Direktori: Makna Keberagaman di Bali Hari Ini
Di episode kedua mini seri Direktori, kami berkunjung ke Bali untuk mencari apa yang tersembunyi di balik deru pariwisata dan melihat bagaimana keberagaman hidup di sana.
Words by Whiteboard Journal
In partnership with British Council - DICE (Developing Inclusive Creative Economy)
Bali adalah tempat di mana berbagai kebudayaan bertemu. Sebagai daerah wisata, Bali menjadi rumah untuk bermacam suku bangsa. Dan itulah bahasan yang akan kami angkat di video kedua dari seri Direktori ini. Apakah di Bali kita bisa belajar untuk hidup bersama, atau kah ada lagi dimensi keberagaman yang juga harus kita dukung keberlanjutannya.
Jawaban atas pertanyaan tadi kami temukan di Futuwonder, Ketemu Project dan Taman Baca Kesiman. Di Futuwonder, kami menemukan bahasan lain yang ternyata masih jarang dibicarakan, tentang isu gender. Isu ini punya dimensi lebih di Bali dengan tata adat yang menuntut perempuan untuk punya dimensi peran yang kadang cukup menjadi beban. Bahwa perempuan diharuskan untuk menjadi penanggung jawab di urusan domestik sebelum bisa berkarya di luar rumah. Masalah ini yang coba dijawab oleh Futuwonder, inisiatif yang bertujuan untuk memberikan platform bagi perempuan untuk berkarya, sembari melakukan pencatatan atas aktivitas seni perempuan yang sering terlupakan.

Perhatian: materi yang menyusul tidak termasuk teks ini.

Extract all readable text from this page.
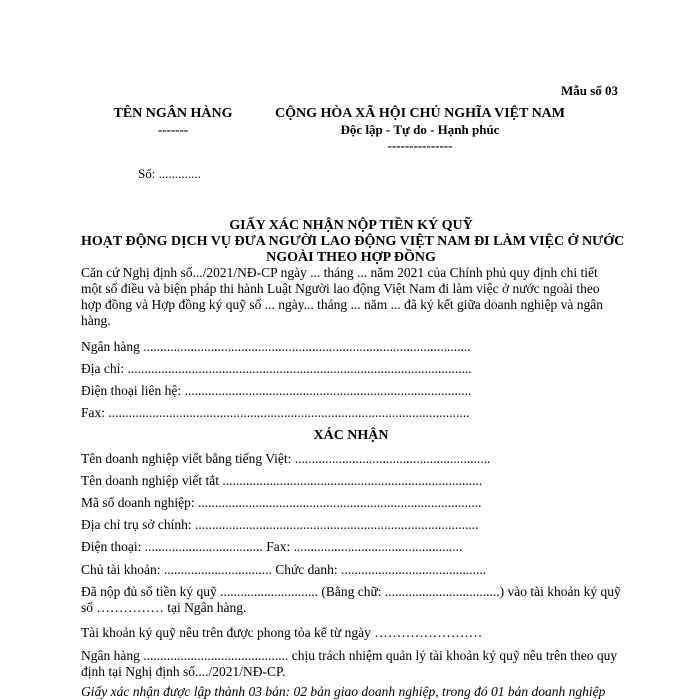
Mẫu số 03
TÊN NGÂN HÀNG
-------
CỘNG HÒA XÃ HỘI CHỦ NGHĨA VIỆT NAM
Độc lập - Tự do - Hạnh phúc
---------------
Số: .............
GIẤY XÁC NHẬN NỘP TIỀN KÝ QUỸ
HOẠT ĐỘNG DỊCH VỤ ĐƯA NGƯỜI LAO ĐỘNG VIỆT NAM ĐI LÀM VIỆC Ở NƯỚC
NGOÀI THEO HỢP ĐỒNG
Căn cứ Nghị định số.../2021/NĐ-CP ngày ... tháng ... năm 2021 của Chính phủ quy định chi tiết một số điều và biện pháp thi hành Luật Người lao động Việt Nam đi làm việc ở nước ngoài theo hợp đồng và Hợp đồng ký quỹ số ... ngày... tháng ... năm ... đã ký kết giữa doanh nghiệp và ngân hàng.
Ngân hàng .................................................................................................
Địa chỉ: ......................................................................................................
Điện thoại liên hệ: .....................................................................................
Fax: ...........................................................................................................
XÁC NHẬN
Tên doanh nghiệp viết bằng tiếng Việt: ..........................................................
Tên doanh nghiệp viết tắt .............................................................................
Mã số doanh nghiệp: ....................................................................................
Địa chỉ trụ sở chính: ....................................................................................
Điện thoại: ................................... Fax: ..................................................
Chủ tài khoản: ................................ Chức danh: ...........................................
Đã nộp đủ số tiền ký quỹ ............................. (Bằng chữ: ..................................) vào tài khoản ký quỹ số …………… tại Ngân hàng.
Tài khoản ký quỹ nêu trên được phong tỏa kể từ ngày ……………………
Ngân hàng ........................................... chịu trách nhiệm quản lý tài khoản ký quỹ nêu trên theo quy định tại Nghị định số..../2021/NĐ-CP.
Giấy xác nhận được lập thành 03 bản: 02 bản giao doanh nghiệp, trong đó 01 bản doanh nghiệp
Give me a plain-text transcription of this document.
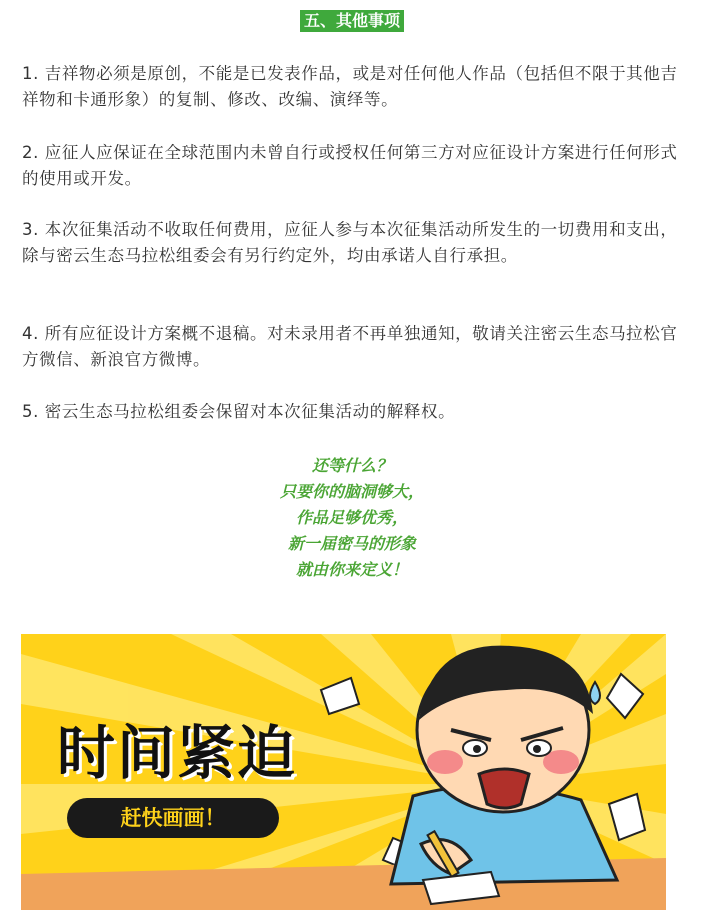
五、其他事项

1. 吉祥物必须是原创，不能是已发表作品，或是对任何他人作品（包括但不限于其他吉祥物和卡通形象）的复制、修改、改编、演绎等。

2. 应征人应保证在全球范围内未曾自行或授权任何第三方对应征设计方案进行任何形式的使用或开发。

3. 本次征集活动不收取任何费用，应征人参与本次征集活动所发生的一切费用和支出，除与密云生态马拉松组委会有另行约定外，均由承诺人自行承担。

4. 所有应征设计方案概不退稿。对未录用者不再单独通知，敬请关注密云生态马拉松官方微信、新浪官方微博。

5. 密云生态马拉松组委会保留对本次征集活动的解释权。

还等什么？
只要你的脑洞够大，
作品足够优秀，
新一届密马的形象
就由你来定义！
时间紧迫
赶快画画！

Kami menemukan dimensi lain tentang keberagaman saat mengunjungi kawan-kawan di Ketemu Project. Di sini, kami disadarkan bahwa keberagaman juga adalah hak bagi kawan-kawan disabilitas. Bahwa teman-teman disabilitas juga berhak untuk berkarya dan menghidupi diri mereka sendiri. Melalui program-programnya, Ketemu Project membagi inspirasi dan edukasi bagi difabel untuk bisa mandiri dan bertemu langsung dengan publik. Untuk menyadarkan bahwa siapapun bisa berkarya, dan sekaligus melunturkan stigma negatif terhadap orang dengan disabilitas.
Taman Baca Kesiman menjadi akhir dari perjalanan kami di Bali. Dan, alih-alih menemukan jawaban, kami justru menemukan pertanyaan baru tentang apakah keberagaman benar-benar ada di Bali. I Ngurah Termana salah satu penggerak Taman Baca Kesiman mengajak kita untuk melihat lebih dalam di balik label pariwisata yang sering membuat kita abai tentang kondisi masyarakat sebenarnya.
Dari perjalanan di Bali, mungkin kami tidak menemukan jawaban atas pertanyaan atas makna keberagaman, kami justru diajak berpikir lebih jauh tentang beberapa hal yang sering terlupakan saat kita membicarakan tentang keberagaman. Tapi, melalui kerja keras Futuwonder, Ketemu Project, Taman Baca Kesiman, dan inisiatif lain, sepertinya kita tak perlu kehilangan harapan.